Book description
The Baboons of Hada introduces thirty years of Eric Ormsby's
precise and generous poetry. Opening with an exuberant bestiary of
spiders and starfish, penguins, snakes and contemplative baboons, the
collection moves on to explore a world of intricate wonders and
memories: the grandeur of noses, the mayonnaise tornado whipped up by
a kitchen whisk, the gossip gravediggers whisper to the dead. An
American childhood and kinships are evoked with loving particularity,
alongside a flamboyant caliph, Lazarus and his disenchanted wife, and
the great medieval Arab poet al-Mutanabbi writing in exile lines that
reverberate across all the empty places' of the world.
'His poems afford the rare pleasure of listening to a polished yet
deeply humane sensibility respond, in language of exhilarating verve, to
whatever it seizes on or despairs of.' - The New Criterion Eric Ormsby
was born in Atlanta, Georgia. A distinguished scholar in the field of
Islamic thought, he received a doctorate in Near Eastern Studies from
Princeton University and taught at McGill University, Montreal for
twenty years, where from 1996 he was Professor and Director of the
Institute of Islamic Studies. In 2005 he moved to London where he took
up a post as Senior Research Associate at the Institute of Ismaili
Studies.
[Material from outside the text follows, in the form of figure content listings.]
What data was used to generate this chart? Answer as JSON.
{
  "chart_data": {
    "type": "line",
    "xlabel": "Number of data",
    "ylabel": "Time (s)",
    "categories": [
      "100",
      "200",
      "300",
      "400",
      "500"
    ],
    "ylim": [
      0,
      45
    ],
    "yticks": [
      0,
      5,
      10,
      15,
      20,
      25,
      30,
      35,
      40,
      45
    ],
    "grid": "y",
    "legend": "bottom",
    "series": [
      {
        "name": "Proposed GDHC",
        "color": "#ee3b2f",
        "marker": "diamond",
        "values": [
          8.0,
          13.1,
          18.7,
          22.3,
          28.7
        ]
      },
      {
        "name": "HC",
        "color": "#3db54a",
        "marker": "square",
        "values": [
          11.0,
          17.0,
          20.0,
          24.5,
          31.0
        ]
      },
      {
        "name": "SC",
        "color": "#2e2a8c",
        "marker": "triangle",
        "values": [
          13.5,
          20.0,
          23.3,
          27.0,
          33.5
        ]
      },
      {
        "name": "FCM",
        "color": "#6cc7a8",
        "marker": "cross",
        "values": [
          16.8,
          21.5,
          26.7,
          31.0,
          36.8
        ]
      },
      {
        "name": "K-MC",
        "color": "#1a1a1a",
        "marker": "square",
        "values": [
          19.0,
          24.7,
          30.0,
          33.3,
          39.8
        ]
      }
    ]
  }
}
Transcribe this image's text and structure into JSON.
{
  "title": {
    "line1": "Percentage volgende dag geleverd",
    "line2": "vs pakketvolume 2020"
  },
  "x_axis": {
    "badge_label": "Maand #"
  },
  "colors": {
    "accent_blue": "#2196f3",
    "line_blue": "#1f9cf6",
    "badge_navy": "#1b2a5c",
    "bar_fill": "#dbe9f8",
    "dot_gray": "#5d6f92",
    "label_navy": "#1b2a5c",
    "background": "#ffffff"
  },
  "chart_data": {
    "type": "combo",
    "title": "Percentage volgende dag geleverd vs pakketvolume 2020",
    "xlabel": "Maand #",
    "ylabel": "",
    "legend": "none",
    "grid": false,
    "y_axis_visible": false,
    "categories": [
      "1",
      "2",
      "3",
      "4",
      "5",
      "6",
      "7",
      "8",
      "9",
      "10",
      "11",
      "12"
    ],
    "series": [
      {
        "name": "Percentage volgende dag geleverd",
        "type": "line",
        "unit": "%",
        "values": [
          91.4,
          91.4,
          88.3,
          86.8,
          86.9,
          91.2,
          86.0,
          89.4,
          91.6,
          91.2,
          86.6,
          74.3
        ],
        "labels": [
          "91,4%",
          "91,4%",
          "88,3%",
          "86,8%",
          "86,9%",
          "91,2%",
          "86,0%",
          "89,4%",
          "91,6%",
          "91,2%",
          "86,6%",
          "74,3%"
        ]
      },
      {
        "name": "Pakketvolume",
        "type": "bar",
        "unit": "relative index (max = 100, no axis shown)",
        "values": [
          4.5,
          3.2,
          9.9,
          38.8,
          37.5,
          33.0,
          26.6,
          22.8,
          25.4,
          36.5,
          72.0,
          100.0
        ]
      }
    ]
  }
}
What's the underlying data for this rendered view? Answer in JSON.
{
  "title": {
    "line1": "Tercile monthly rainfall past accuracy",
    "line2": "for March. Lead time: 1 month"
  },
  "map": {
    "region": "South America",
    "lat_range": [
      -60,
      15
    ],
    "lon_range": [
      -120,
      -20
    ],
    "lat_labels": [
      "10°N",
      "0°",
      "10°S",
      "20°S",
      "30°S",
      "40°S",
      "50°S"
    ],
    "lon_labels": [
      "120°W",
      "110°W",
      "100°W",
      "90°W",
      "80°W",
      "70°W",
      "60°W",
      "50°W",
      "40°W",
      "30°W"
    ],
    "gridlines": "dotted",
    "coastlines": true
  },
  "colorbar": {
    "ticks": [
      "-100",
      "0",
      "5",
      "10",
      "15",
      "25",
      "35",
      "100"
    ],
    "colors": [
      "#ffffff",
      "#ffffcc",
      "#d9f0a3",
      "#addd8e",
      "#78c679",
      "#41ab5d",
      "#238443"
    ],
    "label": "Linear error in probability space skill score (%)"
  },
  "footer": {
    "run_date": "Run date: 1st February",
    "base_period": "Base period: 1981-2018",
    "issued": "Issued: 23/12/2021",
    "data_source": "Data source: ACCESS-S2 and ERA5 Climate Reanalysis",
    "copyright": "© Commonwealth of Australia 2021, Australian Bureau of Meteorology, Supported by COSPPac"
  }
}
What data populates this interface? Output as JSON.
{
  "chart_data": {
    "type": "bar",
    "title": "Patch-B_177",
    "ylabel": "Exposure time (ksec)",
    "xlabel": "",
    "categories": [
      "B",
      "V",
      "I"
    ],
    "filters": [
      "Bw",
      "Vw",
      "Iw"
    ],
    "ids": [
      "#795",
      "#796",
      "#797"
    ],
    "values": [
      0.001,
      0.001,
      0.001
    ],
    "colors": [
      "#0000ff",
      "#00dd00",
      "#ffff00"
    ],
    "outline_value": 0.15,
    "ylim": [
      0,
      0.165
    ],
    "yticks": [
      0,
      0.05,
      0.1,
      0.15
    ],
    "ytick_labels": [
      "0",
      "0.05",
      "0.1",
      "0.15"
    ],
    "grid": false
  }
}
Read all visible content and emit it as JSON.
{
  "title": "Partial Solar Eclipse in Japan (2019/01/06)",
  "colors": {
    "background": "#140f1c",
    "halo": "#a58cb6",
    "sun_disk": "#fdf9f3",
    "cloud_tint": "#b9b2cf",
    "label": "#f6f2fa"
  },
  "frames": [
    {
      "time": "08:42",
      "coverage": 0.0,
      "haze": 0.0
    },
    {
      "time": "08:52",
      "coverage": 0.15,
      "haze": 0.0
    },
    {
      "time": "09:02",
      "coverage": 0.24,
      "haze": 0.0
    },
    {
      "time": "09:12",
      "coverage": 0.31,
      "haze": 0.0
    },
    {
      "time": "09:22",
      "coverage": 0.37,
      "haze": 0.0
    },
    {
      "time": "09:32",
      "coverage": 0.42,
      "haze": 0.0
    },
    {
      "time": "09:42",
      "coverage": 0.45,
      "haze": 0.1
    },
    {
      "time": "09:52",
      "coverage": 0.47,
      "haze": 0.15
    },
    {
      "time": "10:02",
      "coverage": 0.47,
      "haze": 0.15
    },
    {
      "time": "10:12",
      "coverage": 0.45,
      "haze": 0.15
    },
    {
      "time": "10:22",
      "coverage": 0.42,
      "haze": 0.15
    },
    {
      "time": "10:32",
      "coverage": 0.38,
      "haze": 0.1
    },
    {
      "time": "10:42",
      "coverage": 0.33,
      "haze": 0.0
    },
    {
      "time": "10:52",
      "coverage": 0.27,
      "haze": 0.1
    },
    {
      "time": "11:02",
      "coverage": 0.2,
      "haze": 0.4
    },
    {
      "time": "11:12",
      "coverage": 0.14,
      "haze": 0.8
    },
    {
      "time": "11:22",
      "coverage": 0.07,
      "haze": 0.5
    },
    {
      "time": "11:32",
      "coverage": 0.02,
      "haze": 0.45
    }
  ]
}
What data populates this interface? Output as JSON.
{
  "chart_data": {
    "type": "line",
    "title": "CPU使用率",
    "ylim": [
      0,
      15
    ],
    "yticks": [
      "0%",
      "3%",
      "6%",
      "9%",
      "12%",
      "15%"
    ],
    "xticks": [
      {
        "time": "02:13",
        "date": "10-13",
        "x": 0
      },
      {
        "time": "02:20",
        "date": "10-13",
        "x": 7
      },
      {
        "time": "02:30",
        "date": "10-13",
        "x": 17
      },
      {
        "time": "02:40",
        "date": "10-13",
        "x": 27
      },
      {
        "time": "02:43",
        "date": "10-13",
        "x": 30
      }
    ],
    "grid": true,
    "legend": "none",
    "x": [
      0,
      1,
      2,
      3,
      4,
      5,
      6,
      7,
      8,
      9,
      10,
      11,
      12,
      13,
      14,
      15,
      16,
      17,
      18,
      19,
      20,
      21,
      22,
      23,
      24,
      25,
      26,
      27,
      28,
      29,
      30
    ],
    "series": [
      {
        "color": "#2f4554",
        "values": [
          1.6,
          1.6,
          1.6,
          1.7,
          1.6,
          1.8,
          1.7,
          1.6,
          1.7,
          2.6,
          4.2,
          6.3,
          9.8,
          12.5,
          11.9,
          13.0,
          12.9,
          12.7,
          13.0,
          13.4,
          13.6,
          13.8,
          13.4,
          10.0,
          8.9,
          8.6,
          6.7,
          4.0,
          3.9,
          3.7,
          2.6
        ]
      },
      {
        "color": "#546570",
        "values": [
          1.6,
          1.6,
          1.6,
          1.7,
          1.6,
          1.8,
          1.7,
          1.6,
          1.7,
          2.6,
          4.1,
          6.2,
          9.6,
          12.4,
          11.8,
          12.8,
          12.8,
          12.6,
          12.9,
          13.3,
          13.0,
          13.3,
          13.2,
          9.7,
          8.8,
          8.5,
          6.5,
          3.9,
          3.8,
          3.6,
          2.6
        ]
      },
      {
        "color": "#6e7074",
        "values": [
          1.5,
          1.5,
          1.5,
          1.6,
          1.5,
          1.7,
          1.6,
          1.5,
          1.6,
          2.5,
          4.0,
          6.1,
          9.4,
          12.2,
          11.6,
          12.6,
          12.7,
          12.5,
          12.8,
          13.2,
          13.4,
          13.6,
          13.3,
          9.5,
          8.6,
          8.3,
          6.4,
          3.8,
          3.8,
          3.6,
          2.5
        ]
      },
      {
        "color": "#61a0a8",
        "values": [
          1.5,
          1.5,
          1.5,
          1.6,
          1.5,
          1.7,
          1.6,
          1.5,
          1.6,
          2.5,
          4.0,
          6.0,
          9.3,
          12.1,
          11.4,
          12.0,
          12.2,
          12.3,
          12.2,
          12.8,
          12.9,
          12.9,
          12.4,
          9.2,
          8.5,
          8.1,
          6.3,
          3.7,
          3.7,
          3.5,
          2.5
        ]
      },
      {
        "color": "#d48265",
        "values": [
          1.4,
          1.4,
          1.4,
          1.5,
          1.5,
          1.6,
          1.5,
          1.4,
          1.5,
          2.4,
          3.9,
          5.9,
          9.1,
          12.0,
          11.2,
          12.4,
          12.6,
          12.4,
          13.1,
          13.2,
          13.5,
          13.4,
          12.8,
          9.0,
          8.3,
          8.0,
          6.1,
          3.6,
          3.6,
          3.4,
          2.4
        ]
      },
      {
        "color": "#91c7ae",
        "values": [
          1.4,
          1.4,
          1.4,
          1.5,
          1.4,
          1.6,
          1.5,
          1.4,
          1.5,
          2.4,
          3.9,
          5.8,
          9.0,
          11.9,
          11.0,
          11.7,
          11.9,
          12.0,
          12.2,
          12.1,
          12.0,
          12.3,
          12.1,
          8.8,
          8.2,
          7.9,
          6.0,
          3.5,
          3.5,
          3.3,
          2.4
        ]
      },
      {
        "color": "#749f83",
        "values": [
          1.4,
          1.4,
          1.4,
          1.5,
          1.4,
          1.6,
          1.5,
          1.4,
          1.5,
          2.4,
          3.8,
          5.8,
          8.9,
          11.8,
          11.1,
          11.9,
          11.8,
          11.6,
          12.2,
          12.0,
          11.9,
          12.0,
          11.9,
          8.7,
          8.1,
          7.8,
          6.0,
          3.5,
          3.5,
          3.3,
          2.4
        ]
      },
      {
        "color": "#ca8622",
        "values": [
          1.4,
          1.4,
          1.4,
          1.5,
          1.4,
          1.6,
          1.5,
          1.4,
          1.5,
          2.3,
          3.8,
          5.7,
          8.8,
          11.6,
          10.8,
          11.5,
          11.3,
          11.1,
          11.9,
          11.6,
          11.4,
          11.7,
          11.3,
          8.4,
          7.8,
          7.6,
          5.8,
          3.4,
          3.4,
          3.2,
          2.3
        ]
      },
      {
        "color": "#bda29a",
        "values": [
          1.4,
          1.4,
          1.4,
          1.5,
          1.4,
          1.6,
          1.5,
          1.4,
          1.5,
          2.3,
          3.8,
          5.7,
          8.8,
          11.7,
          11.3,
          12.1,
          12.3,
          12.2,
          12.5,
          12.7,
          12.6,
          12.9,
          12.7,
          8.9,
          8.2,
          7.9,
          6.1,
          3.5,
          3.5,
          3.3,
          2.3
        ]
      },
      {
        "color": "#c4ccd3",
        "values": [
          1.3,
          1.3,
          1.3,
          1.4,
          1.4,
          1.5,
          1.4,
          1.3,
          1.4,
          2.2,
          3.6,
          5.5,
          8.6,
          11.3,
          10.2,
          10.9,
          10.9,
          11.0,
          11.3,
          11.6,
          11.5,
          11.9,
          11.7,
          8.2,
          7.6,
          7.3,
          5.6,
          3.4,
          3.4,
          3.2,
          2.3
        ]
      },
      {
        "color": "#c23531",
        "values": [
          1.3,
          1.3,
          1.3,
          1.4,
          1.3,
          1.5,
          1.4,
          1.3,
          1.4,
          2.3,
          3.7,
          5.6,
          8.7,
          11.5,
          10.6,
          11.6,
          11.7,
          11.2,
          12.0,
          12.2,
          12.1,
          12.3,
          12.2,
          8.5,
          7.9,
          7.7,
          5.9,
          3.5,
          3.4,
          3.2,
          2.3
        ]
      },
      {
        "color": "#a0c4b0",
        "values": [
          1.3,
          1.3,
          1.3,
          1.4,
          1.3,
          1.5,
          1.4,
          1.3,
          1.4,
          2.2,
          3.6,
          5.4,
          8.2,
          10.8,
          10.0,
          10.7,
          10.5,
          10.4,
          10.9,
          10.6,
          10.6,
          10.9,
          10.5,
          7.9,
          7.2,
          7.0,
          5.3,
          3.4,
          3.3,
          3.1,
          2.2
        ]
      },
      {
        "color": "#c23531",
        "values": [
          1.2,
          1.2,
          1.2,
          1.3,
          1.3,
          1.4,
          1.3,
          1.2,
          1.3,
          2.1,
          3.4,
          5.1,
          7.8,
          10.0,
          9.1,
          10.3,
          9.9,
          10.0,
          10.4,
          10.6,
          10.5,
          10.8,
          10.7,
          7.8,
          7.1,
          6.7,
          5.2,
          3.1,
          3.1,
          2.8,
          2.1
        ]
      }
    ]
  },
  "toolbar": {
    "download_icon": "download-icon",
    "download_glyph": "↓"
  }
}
In addition to his extensive writing on Classical Arabic
literature and Islamic thought, and his translations from Arabic and
Persian, he has published six poetry collections and is an essayist and
reviewer and the author of two critical works on poetry and translation.
His poems have appeared in such magazines as The New Yorker, The Paris
Review and PN Review and are included in The Norton Anthology of Poetry.